Chris Loschetter

Personal information
- Born: May 24, 1980 (age 46)

Bowling Information
- Affiliation: PBA
- Rookie year: 2003
- Dominant hand: Right (tweener delivery)
- Wins: 2 PBA Tour 16 PBA Regional Tour 2 EBT
- Sponsors: MOTIV, VISE Grips

= Chris Loschetter =

Chris Loschetter (born May 24, 1980) is an American professional bowler from Florida, who has bowled on the Professional Bowlers Association (PBA) Tour and internationally. Chris attended Florida State University, and was on the bowling team there in the 2002–03 and 2003–04 seasons. He was part of the Junior Team USA from 2000–2001. He became a member of the PBA in 2003 and bowled on the PBA Tour.

He spent several years on the pro staff for Brunswick before becoming a "free agent" in 2013. From 2015 through 2022, he was on the pro staff for MOTIV bowling balls and VISE Grips.

==History on the PBA Tour==
Chris joined the PBA Tour in 2003. He holds two PBA Tour titles and 16 PBA Regional titles. He has 25 career perfect games in PBA competition, and his highest certified series is an 847. His career PBA earnings have eclipsed $700,000.

His best season to date was 2007–08, during which he cashed in 20 events, made match play 14 times, made two TV finals appearances, finished 8th in PBA Tour points, and collected $84,776 in earnings.

===Second place===
From 2003 to 2012, Loschetter made it to the title match on four occasions, losing all four times as opponents averaged 260.5 against him. He was denied his first major title when he was defeated by Patrick Allen in the final match of the 2004–05 PBA World Championship, 235–210. One of the closest times he came to winning was in 2008 at the Pepsi Championship, when he was the #1 seed going into the title match but got beat by fellow Brunswick pro staff member Brad Angelo, 256–215. Loschetter was also chosen to represent Brunswick at the 2012 PBA Summer Shootout alongside Sean Rash. Although it wouldn’t count as a PBA Tour Title, Loschetter and Rash made the championship match, to face Jason Belmonte and Pete Weber. However, needing a mark and good count to win, Loschetter left the 3-4-6-7 split in the 10th frame, and after leaving the 4 pin on his spare attempt, Team Brunswick lost 244–233.

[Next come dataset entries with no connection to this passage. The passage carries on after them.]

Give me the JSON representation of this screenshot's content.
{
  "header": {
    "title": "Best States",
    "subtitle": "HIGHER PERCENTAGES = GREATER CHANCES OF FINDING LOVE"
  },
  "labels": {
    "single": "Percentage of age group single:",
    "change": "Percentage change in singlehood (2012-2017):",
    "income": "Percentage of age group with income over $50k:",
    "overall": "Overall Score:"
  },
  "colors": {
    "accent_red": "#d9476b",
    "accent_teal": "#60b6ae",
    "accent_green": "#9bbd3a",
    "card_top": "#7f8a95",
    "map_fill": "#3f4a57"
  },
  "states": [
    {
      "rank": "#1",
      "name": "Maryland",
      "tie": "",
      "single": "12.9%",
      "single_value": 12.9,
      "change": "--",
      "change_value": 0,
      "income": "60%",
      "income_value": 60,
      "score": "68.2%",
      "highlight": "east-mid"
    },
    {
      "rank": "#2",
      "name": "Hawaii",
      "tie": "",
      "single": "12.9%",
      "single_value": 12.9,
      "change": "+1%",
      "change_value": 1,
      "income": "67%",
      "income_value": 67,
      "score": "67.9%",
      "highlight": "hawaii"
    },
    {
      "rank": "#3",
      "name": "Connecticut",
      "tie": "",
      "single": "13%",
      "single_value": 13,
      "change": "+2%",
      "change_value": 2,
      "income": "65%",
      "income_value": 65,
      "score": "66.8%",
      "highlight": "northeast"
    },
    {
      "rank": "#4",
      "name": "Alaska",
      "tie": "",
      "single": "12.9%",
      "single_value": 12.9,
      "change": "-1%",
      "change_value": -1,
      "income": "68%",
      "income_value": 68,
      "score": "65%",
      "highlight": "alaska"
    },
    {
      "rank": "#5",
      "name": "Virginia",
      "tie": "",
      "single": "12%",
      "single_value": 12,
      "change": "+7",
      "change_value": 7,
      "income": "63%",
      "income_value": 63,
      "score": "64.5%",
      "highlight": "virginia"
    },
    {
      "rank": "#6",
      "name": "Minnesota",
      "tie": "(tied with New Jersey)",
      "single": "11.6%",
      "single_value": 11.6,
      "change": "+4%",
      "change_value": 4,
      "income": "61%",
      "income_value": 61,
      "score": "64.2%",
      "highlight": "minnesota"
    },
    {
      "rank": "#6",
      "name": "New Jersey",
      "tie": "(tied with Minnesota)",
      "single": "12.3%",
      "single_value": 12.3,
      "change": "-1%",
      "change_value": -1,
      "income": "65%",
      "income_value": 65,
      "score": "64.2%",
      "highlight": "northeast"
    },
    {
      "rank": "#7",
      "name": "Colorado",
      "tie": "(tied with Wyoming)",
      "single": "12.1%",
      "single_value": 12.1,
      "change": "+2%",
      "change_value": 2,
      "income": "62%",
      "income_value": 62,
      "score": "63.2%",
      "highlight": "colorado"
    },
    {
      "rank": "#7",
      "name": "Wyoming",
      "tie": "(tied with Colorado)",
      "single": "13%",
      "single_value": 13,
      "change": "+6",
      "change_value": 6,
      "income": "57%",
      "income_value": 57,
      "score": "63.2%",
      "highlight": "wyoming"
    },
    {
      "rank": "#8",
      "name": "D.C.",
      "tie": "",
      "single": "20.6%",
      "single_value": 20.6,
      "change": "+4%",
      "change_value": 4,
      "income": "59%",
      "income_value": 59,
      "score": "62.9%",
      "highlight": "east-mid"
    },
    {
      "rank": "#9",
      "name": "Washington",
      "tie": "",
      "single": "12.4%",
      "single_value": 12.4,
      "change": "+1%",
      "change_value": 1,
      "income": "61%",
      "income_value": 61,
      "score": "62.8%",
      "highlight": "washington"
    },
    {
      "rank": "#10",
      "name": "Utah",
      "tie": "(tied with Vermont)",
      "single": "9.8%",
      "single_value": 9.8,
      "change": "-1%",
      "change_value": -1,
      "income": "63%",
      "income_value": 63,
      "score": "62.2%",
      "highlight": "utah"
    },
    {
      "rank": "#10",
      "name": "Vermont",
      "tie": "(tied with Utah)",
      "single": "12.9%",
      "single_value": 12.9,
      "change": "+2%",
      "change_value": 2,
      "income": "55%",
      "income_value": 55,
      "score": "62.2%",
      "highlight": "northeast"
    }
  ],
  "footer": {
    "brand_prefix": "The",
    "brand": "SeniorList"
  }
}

===First PBA Tour title===
On June 1, 2013, Chris ended a title drought of nine years and 153 events on the Tour by winning the Lucas Oil PBA Wolf Open in Wauwatosa, WI. As the #1 qualifier for the event, he only had to bowl one game in the televised final, in which he defeated four-time PBA titlist Bill O'Neill, 264–231. At the time, Chris had the third-longest active streak of PBA events (behind Joe Ciccone and Nathan Bohr) without a win.

===Additional accomplishments===
Chris won the 2011 Kuwait Open, which at the time did not count as a PBA title. He also owns two European Bowling Tour (EBT) titles. Chris was a member of the 'Merica Rooster Illusion team, which won the PBA Team Challenge title in Las Vegas on November 1, 2016. This counted as his second PBA Tour title.

Loschetter was voted by his PBA Tour peers to receive the Steve Nagy Sportsmanship Award for the 2017 season.

==Personal==
Loschetter currently resides in Avon, Ohio with his wife Erin, who bowled collegiately at Central Missouri State. The two have a son named Emmett. Chris is a survivor of testicular cancer. Since 2022, Chris has held the position of District Sales Manager for QubicaAMF.